– Раз, раз, раз… – деловито проговорил он. – Приём…
– Что? – нахмурился второй старик.
– Ну и приём ты оказываешь нашим маленьким гостям, брат, говорю я, – покачал головой он.
– Гостям?! Да бешеные обезьяны из леса имеют лучшие манеры! Ты посмотри! Они специально подложили подушки под дверь, чтобы я о них споткнулся, когда буду входить! Они спят на столе! На пуфах для терпеливого сидения! Затащив его в токонаму, нишу красоты, предназначенную для созерцания картины! А погляди, что они сделали с амадо! Они испортили его! Изгадили углем!
Следуя направлению указующего перста, второй старик глянул на кучу обломков, валявшуюся у двери.
– И порвали, вижу.
Первый старик сконфузился и сбавил громкость.
– Это я порвал. Когда оно на меня упало. А потом я на него.
– Так значит, оно всё равно испорчено.
– Да!
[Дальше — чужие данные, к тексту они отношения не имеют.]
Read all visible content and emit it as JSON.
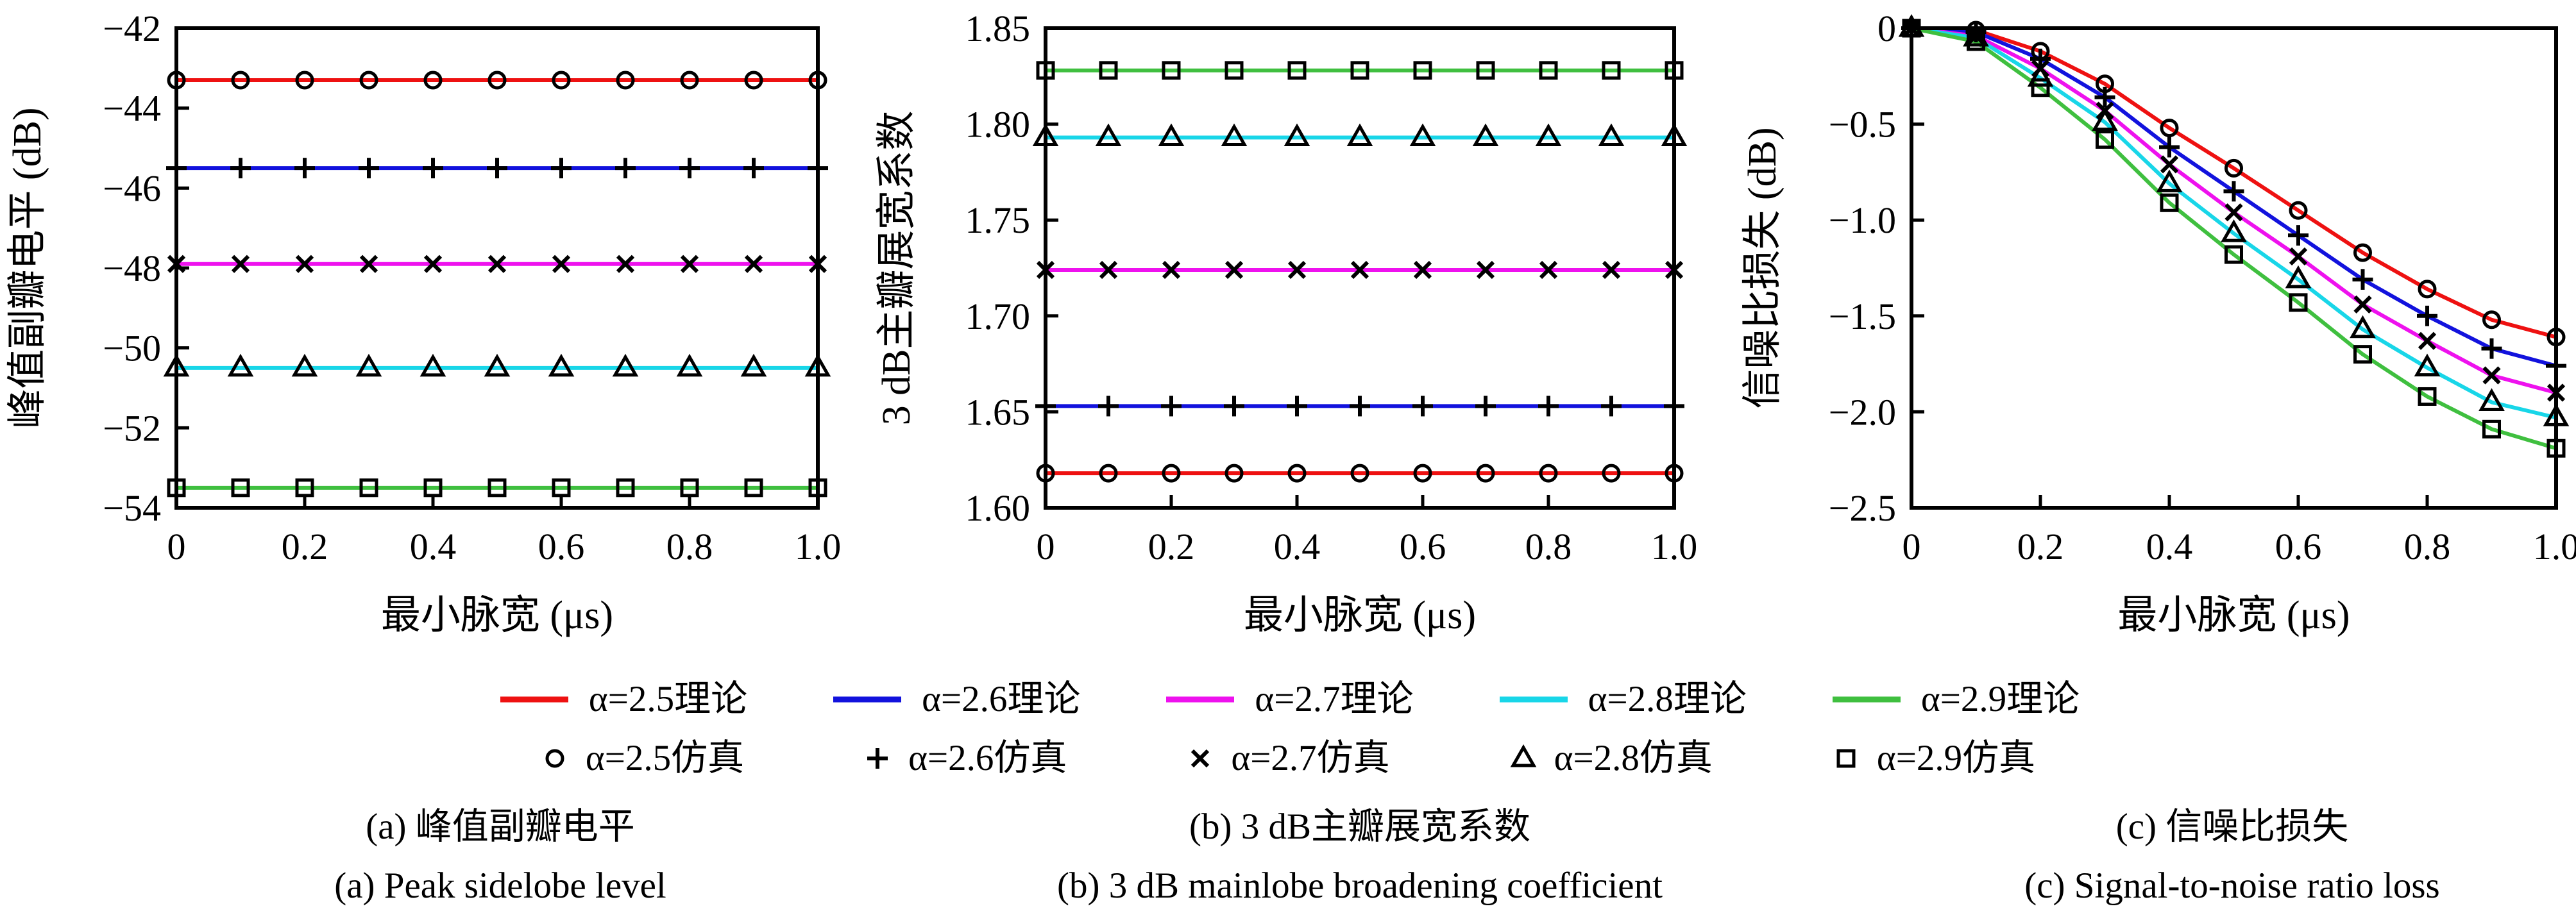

Ими! – громкость вернулась к прежнему уровню. – И я считаю, что в этом вертепе невежества и невежд благопристойному человеку делать нечего! Не опаздывай, брат.
– На Совет Повелителей палат?
– На встречу с советом Девяти Вечных и их первых учеников. Хотя, должен сказать, после вчерашней авантюры… – тут вамаясец сделал многозначительную паузу, – их стало вполовину меньше. В очень большую половину, если быть точным.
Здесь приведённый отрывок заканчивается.